Langsung ke konten utama

Reply 1988: sebuah cara mengapresiasi masa lalu

Malam ini, entah udah yang ke berapa kalinya sejak beberapa bulan terakhir, Reply 1988 jadi trending topic lagi di twitter. I find it hard to read the tweets, karena jujur aja saya susah banget move on sejak pertama kali nonton drama ini. Saya baru nonton sekitar lima bulan lalu. Iya, udah telat banget emang. Drama ini dirilis tahun 2015, orang-orang udah pada heboh sejak jaman kapan, temen saya pun udah merekomendasikan drama ini sejak lama, dan saya baru nonton sekitar bulan Mei lalu. There was no specific reason to not watch it earlier, saya cuma sulit untuk mulai nonton drama karena saya tau akan susah berhenti, kepikiran terus. I hate being emotionally unstable for such a long time, cause I am easily emotionally-messed-up for movies or dramas.

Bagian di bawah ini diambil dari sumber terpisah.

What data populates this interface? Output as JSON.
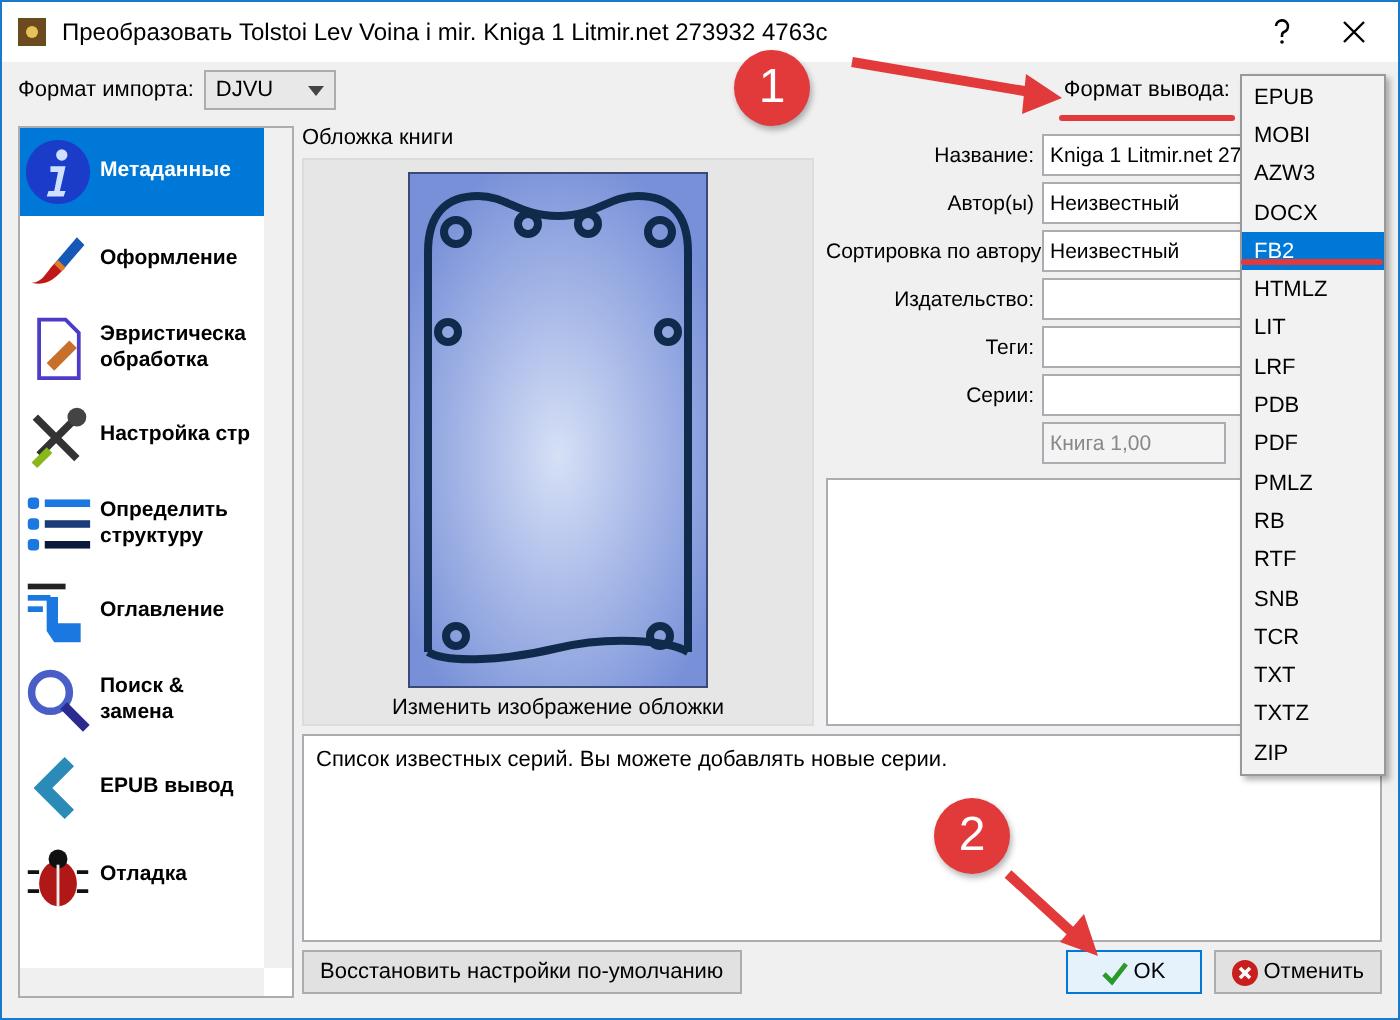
{
  "window": {
    "title": "Преобразовать Tolstoi Lev Voina i mir. Kniga 1 Litmir.net 273932 4763c"
  },
  "import_format": {
    "label": "Формат импорта:",
    "value": "DJVU"
  },
  "output_format": {
    "label": "Формат вывода:",
    "options": [
      {
        "label": "EPUB",
        "selected": false
      },
      {
        "label": "MOBI",
        "selected": false
      },
      {
        "label": "AZW3",
        "selected": false
      },
      {
        "label": "DOCX",
        "selected": false
      },
      {
        "label": "FB2",
        "selected": true
      },
      {
        "label": "HTMLZ",
        "selected": false
      },
      {
        "label": "LIT",
        "selected": false
      },
      {
        "label": "LRF",
        "selected": false
      },
      {
        "label": "PDB",
        "selected": false
      },
      {
        "label": "PDF",
        "selected": false
      },
      {
        "label": "PMLZ",
        "selected": false
      },
      {
        "label": "RB",
        "selected": false
      },
      {
        "label": "RTF",
        "selected": false
      },
      {
        "label": "SNB",
        "selected": false
      },
      {
        "label": "TCR",
        "selected": false
      },
      {
        "label": "TXT",
        "selected": false
      },
      {
        "label": "TXTZ",
        "selected": false
      },
      {
        "label": "ZIP",
        "selected": false
      }
    ]
  },
  "sidebar": {
    "items": [
      {
        "label": "Метаданные",
        "selected": true
      },
      {
        "label": "Оформление",
        "selected": false
      },
      {
        "label": "Эвристическа\nобработка",
        "selected": false
      },
      {
        "label": "Настройка стр",
        "selected": false
      },
      {
        "label": "Определить\nструктуру",
        "selected": false
      },
      {
        "label": "Оглавление",
        "selected": false
      },
      {
        "label": "Поиск &\nзамена",
        "selected": false
      },
      {
        "label": "EPUB вывод",
        "selected": false
      },
      {
        "label": "Отладка",
        "selected": false
      }
    ]
  },
  "cover": {
    "title": "Обложка книги",
    "caption": "Изменить изображение обложки"
  },
  "metadata": {
    "fields": [
      {
        "label": "Название:",
        "value": "Kniga 1 Litmir.net 27",
        "disabled": false
      },
      {
        "label": "Автор(ы)",
        "value": "Неизвестный",
        "disabled": false
      },
      {
        "label": "Сортировка по автору",
        "value": "Неизвестный",
        "disabled": false
      },
      {
        "label": "Издательство:",
        "disabled": false
      },
      {
        "label": "Теги:",
        "disabled": false
      },
      {
        "label": "Серии:",
        "disabled": false
      },
      {
        "value": "Книга 1,00",
        "disabled": true
      }
    ]
  },
  "help_text": "Список известных серий. Вы можете добавлять новые серии.",
  "buttons": {
    "restore": "Восстановить настройки по-умолчанию",
    "ok": "OK",
    "cancel": "Отменить"
  },
  "annotations": [
    {
      "label": "1"
    },
    {
      "label": "2"
    }
  ]
}
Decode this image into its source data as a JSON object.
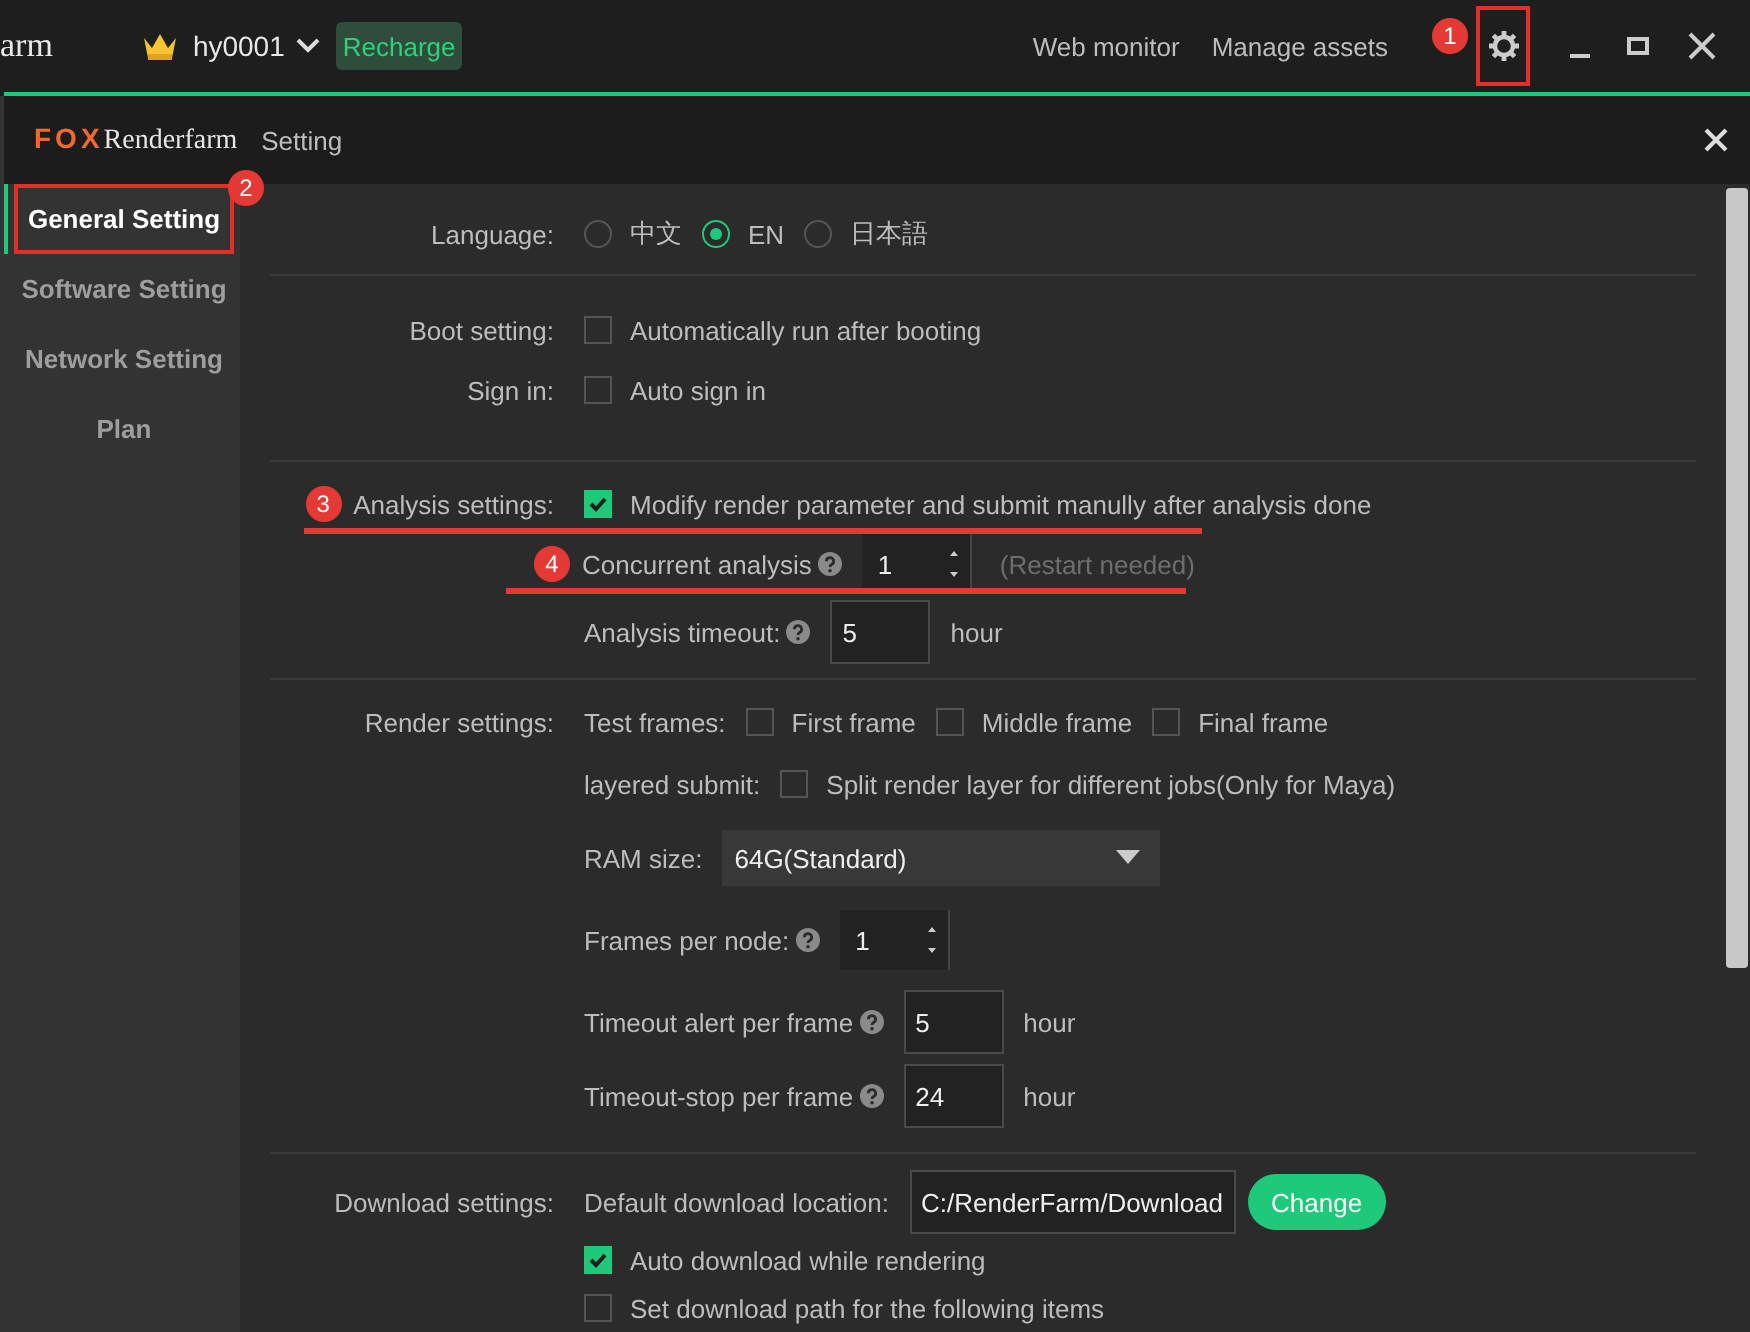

Geng Ssangmundong yang siap memporak-porandakan batin.
source: pinterest


Dan bener aja. Di episode pertama saya udah ngakak-ngakak sampe mewek jelek. Soundtracknya udah terngiang-ngiang di kepala, saya mulai melihat wajah Deok-sun waktu lagi ngaca, dan parahnya lagi wajah Taek mulai muncul dimana-mana: di layar laptop, di buku, tembok kamar, ubin masjid. Ini cukup menyiksa karena saya nggak bisa binge watching menyelesaikan seluruh episode dengan cepat (karena sinyal smrtfrn yang lemotnya minta ampun, posisi masih di pondok, dan lagi bulan puasa pula), so it was frustrating. So much. Agak nyesel juga mulai nonton di bulan puasa. Saya lalu berjanji pada diri sendiri untuk nggak nonton lebih dari 1 eps/hari tapi tentu aja dilanggar sendiri. Yaudah intinya drama ini buagus banget, sesuai sama testi temen saya yang bilang "DRAMA TERBAIK YANG PERNAH AKU TONTON!!", dan saking bagusnya, it was so hard to resist the temptation to watch another episodes until it get finished.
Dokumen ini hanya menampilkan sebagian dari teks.